Students of the school are trooping into the campus today, January 12, 2023, the first day of reopening for the new academic year.
However, they arrived on campus to see a heavy security presence, preventing them from accessing the various halls.
This has led some students stranded.
“We came here and the school’s security said they will not allow us to enter the halls, and the police are assisting them to do that,” one of the frustrated continuing students said.
The security presence follows a new residential policy by the management of the university which directed the continuing students to seek accommodation outside the campus.
This decision was an intervention to prevent the recurrence of violent clashes between students of Commonwealth Hall and Mensah Sarbah Hall.
Students and alumni of the Commonwealth and Mensah Sarbah halls have however expressed their displeasure about the university’s decision to eject continuing students from the two halls.
Some students of the Commonwealth hall secured an interlocutory injunction on January 6, 2023, restraining the management of UG from implementing the policy.
However, the management of UG argued that it implemented the decision before the injunction was secured.
In a statement on January 11, 2023, the university said it has instructed its lawyers to vigorously fight the injunction, arguing that it was secured on inaccurate information by the supposed students.
They also added that about 83 percent of students who will not be allowed back into the halls have agreed to find accommodation outside.
But some students have refuted the claims.

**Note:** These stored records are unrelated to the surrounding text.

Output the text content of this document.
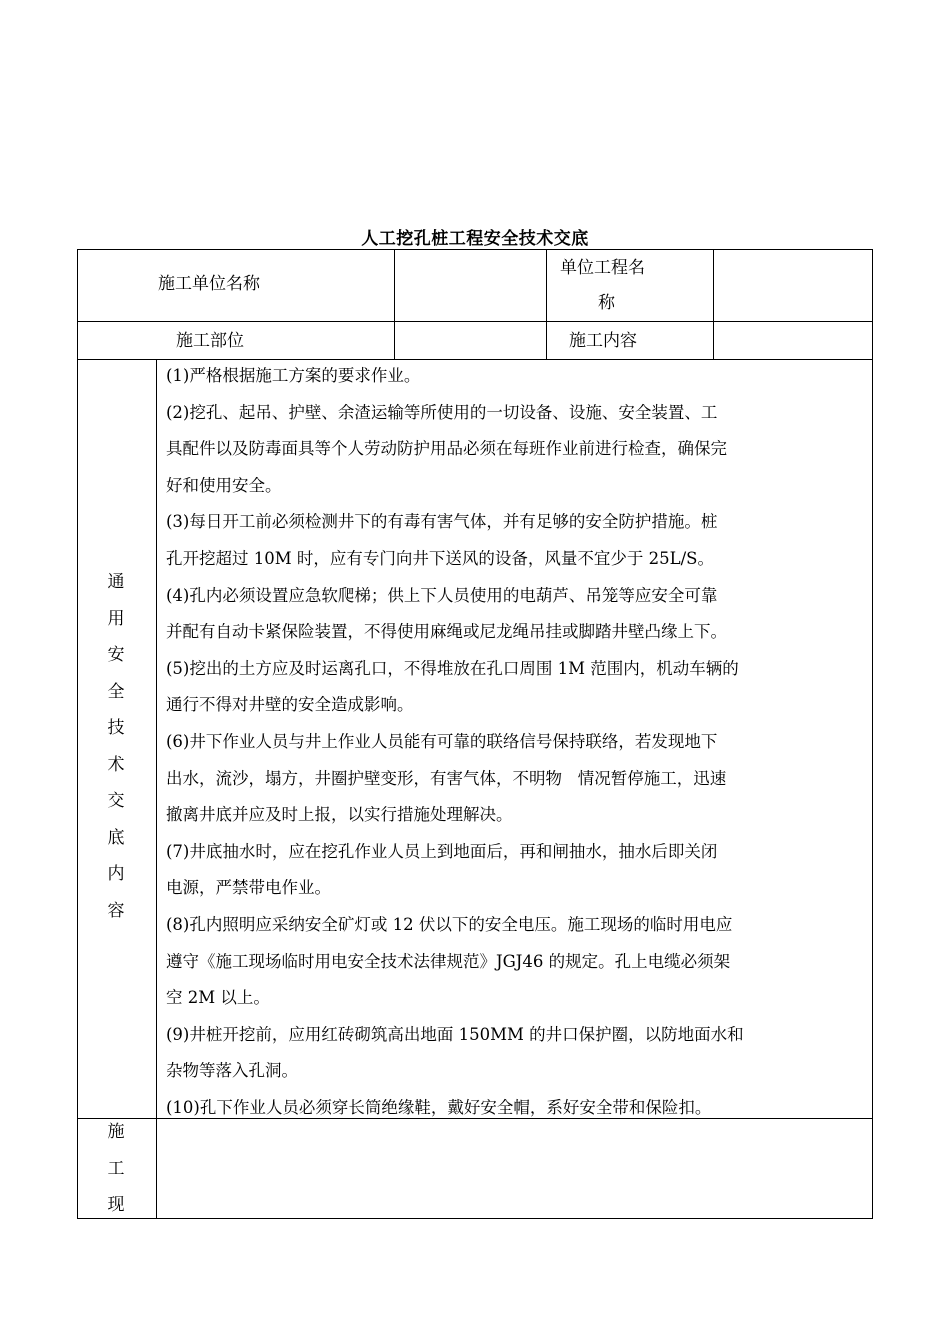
人工挖孔桩工程安全技术交底
施工单位名称
单位工程名
称
施工部位	施工内容
通
用
安
全
技
术
交
底
内
容

(1)严格根据施工方案的要求作业。

(2)挖孔、起吊、护壁、余渣运输等所使用的一切设备、设施、安全装置、工

具配件以及防毒面具等个人劳动防护用品必须在每班作业前进行检查，确保完

好和使用安全。

(3)每日开工前必须检测井下的有毒有害气体，并有足够的安全防护措施。桩

孔开挖超过 10M 时，应有专门向井下送风的设备，风量不宜少于 25L/S。

(4)孔内必须设置应急软爬梯；供上下人员使用的电葫芦、吊笼等应安全可靠

并配有自动卡紧保险装置，不得使用麻绳或尼龙绳吊挂或脚踏井壁凸缘上下。

(5)挖出的土方应及时运离孔口，不得堆放在孔口周围 1M 范围内，机动车辆的

通行不得对井壁的安全造成影响。

(6)井下作业人员与井上作业人员能有可靠的联络信号保持联络，若发现地下

出水，流沙，塌方，井圈护壁变形，有害气体，不明物   情况暂停施工，迅速

撤离井底并应及时上报，以实行措施处理解决。

(7)井底抽水时，应在挖孔作业人员上到地面后，再和闸抽水，抽水后即关闭

电源，严禁带电作业。

(8)孔内照明应采纳安全矿灯或 12 伏以下的安全电压。施工现场的临时用电应

遵守《施工现场临时用电安全技术法律规范》JGJ46 的规定。孔上电缆必须架

空 2M 以上。

(9)井桩开挖前，应用红砖砌筑高出地面 150MM 的井口保护圈，以防地面水和

杂物等落入孔洞。

(10)孔下作业人员必须穿长筒绝缘鞋，戴好安全帽，系好安全带和保险扣。

施
工
现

“That is not the truth, the reason is that the way they brought about the whole thing was like a threat. They said you accept or reject to become a non-resident. They pushed the whole thing to our throat, we were left with no choice. We want the whole world to know that the UG management is flouting the laws of Ghana.
“If it’s contempt of court it’s not for me to say, the court will prove itself in the coming days. The injunction says let the status quo remain, what management is doing so bad, the whole world and everybody must come against it,” one student said.